I have been a reader for the last few years, and I really owe a lot of my personal growth during that time to your insights.

I had issues controlling my anger growing up, and I've worked very hard to bury it to avoid over-escalating during heated moments. My father was extremely domineering during my youth, which has made me hyper-sensitive when people try to exert dominance over me. It has resulted in my not saying anything or ignoring slights (perceived or not) due to my poorly calibrated responses.

Nothing in life is easy I guess though, so I'll have to work on this just like everything else... I never try to start drama or pointless arguments because I have too much respect for myself and for others (in my view). I view it as something that less powerful people do, and find it tiring to deal with. I think of every concept you've discussed this is one that I'll have the hardest time coming to terms with.

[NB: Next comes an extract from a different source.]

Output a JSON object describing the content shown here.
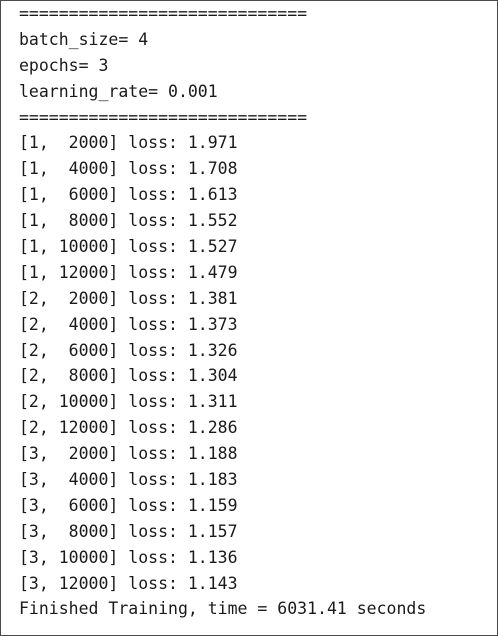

I really enjoy reading the articles about relationship dynamics though, because I feel like I wasn't exposed to good ones growing up. Keep up the good work.

Sookiey's picture

So I'm the "broken" one and my husband is the dominant one. I always put him first and do what he wants with in reason; however, if I am asked to do something I just don't want to do, I'll say no. Once I say no he may act defied and be quiet and passive in responses or start a fight that leads to me being quiet and unresponsive. The less I respond the more he belittles me.

Recently, I've become fed up with him picking on me or bullying me as I see it so I've begun to pipe up. It causes him to be about at the same degree of fighting. He isn't less aggressive in it or more.

So what's the deal when the man is the dominant one, the woman is the broken one, and he bullies her about whenever she has something else she wants instead of his wish on occasion?

Jimbo's picture

I thought your takeaway advice here would be on how to be the clear dominant one in the relationship, and thus have less fights (and keep your woman's attraction piping hot). But instead you concentrated on how to deal with the neverending fights in a Relationship of Equals (maybe that's the most common kind of relations nowadays?) Wouldn't being the clear-cut alpha the better way?